Bergmann's mood regarding the film they are working on oscillates between a fierce desire to maintain his artistic integrity - he insists at one point that the flimsy love story is not silly but "political", a "symbolic fable" - and a despairing contempt for the whole enterprise - "Yes, by all means. Let us shoot it again. Perhaps we can achieve something worse," he cries, "I doubt it. But let us try". Simultaneously, his view of what is going on in the world outside the studio becomes gloomier by the day. He regales Isherwood with "apocalyptic pictures of universal doom" and when a journalist tells him that the Austrian civil war and the resulting political changes in Austria are not "our affair. I mean you can't really expect people in England to care -", he transforms into a terrifying oracle:

"His fist hit the table, so that the knives and forks rang. He turned scarlet in the face. He shouted: 'I expect everybody to care! Everybody who is not a coward, a moron, a piece of dirt! I expect this whole damned island to care! I will tell you something: if they do not care, they will be made to care. The whole lot of you. You will be bombed and slaughtered and conquered."

Hindsight tells us that Bergmann was very nearly right. Millions were slaughtered and much that was wonderful was swept away and destroyed. Whether things would have been different had the voices of Bergmann and others like him been heeded sooner is a question that Prater Violet does not attempt to answer.
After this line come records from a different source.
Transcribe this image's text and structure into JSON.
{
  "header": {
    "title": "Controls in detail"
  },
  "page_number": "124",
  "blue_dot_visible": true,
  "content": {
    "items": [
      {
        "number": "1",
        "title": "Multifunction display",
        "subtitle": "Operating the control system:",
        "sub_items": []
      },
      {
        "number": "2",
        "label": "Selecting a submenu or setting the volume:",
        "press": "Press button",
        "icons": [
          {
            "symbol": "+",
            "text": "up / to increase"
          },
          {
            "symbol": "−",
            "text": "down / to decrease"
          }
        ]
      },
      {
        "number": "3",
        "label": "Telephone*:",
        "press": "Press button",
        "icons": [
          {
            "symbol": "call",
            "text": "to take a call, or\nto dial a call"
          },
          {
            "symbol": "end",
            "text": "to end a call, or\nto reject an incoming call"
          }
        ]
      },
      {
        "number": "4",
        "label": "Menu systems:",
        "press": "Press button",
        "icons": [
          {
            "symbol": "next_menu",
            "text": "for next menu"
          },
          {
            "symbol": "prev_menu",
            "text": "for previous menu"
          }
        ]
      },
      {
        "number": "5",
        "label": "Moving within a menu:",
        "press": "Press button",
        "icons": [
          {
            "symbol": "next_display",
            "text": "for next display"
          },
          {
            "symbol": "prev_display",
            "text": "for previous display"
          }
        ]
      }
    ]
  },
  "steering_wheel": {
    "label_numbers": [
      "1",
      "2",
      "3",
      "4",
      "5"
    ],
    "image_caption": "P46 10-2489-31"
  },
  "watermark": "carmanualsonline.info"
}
What it does do is provide a fascinating and often amusing reminder of a period of equivocation, as well as a wonderful picture of a wild, lonely, enormous personality who for a brief period came into Isherwood's life, impelling him with the force of his own character to question the way in which he had:

"always done whatever people recommended. You were born: it was like entering a restaurant. The waiter came forward with a lot of suggestions. You said: 'What do you advise?' And you ate it, and supposed you liked it, because it was expensive, or out of season, or had been a favourite of King Edward the Seventh. The waiter had recommended teddy bears, football, cigarettes, motor-bikes, whisky, Bach, poker, the culture of classical Greece."

At the end of the book, the reader knows that the war will soon be coming and any remaining certainties will also be swept away. The minute concerns of the various characters - the actress who offers her face to the make-up man "as impersonally as one extends a shoe to the bootblack; this anxiously pretty mask, which is her job, her source of income, the tool of her trade"; the technician, Teddy, who is delaying marriage for five years until he has a better job; Roger, the sound man, for whom the best things in his life have been "Good unexpected lays" - appear silly when set against the huge political convulsions that are already rolling towards them. Yet, in the end, Isherwood tells us, all that matters is love. For him, Bergmann transcends the events that are coming. "He was my father", Isherwood tells us, "I was his son. And I loved him very much".